The instinct in most AI products is to optimize for a fast first response. InterpScout optimizes for a correct final artifact, even when that takes longer. A course that comes out with misaligned paragraphs or a padded glossary is worse than useless to a teacher who trusts it enough not to double-check — so production runs as a durable, multi-minute process with an adversarial review step and mechanical acceptance gates, rather than a single fast pass. When something the mechanical gates check comes back wrong, the system is built to catch it and retry inside the same session, backed by gates that verify before anything reaches a teacher’s screen. Slow and right beats fast and shipped-broken; see Truth Layer for exactly how that’s enforced.

Why agents that deliver artifacts, not a chatbot

A chatbot’s unit of output is a reply. InterpScout’s unit of output is a finished thing a teacher or student can use without further editing: a parallel-reading course, a pre-meeting briefing, a graded practice attempt. That distinction shapes the architecture more than anything else on this site. Producer and Briefing run as durable sessions precisely because a finished artifact sometimes takes minutes of real research and real verification to produce correctly, and a chat-shaped request/response loop can’t hold that kind of work without either timing out or pretending it’s done before it is. Cockpit, by contrast, stays a plain chat interface on purpose — because dispatching work and holding a conversation about it is a genuinely different job from doing the work, and keeping the two apart is what lets each be reliable on its own terms (see Agent team).

A closed loop between teacher, student, and machine

The three practice surfaces aren’t independent: a teacher produces a course, a student practices sentences from it, a model scores the attempt, the missed terms feed the student’s flashcards and the class’s weak-term board, and that board tells the teacher what to teach next.
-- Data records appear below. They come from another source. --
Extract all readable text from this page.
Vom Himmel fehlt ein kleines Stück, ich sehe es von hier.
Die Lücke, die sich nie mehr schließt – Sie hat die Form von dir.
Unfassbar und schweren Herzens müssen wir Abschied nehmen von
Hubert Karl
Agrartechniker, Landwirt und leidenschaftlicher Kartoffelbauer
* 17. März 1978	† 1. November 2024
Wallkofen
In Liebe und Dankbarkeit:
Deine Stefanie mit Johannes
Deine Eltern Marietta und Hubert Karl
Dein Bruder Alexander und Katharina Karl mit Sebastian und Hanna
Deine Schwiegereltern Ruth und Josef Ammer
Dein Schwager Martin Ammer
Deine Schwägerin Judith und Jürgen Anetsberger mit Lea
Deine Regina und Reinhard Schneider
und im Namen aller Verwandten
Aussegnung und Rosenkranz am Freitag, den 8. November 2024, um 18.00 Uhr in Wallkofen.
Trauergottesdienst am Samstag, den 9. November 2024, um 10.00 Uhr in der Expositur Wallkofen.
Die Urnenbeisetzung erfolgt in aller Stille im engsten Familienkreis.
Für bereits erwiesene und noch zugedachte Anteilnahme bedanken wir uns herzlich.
Each step writes data the next step reads — nothing here is a one-off report generated on request. That loop is the actual product; the individual agents are how it gets fed.

Scope, by design

This list is intentionally small. These are deliberate boundaries, chosen on purpose — not gaps waiting to be noticed.
  • Registration is invite-code-only by design, and stays that way unless there’s a product reason to open it — see Classroom.
  • Source cleaning is deliberately scoped to a curated set of domains with dedicated cleaners — official government and ministry sites and specialist bilingual-text sites. Extending that list is a controlled, ongoing process: each new source gets its own cleaner rather than being accepted at lower quality.
  • Connecting the terminology base to external authoritative term banks is a direction under consideration, not a committed feature. The base currently grows only from courses the system itself has produced.
None of this changes what’s already true today: the courses, briefings, and scores this site describes are real, produced by the system as it exists right now, not a preview of what it might become.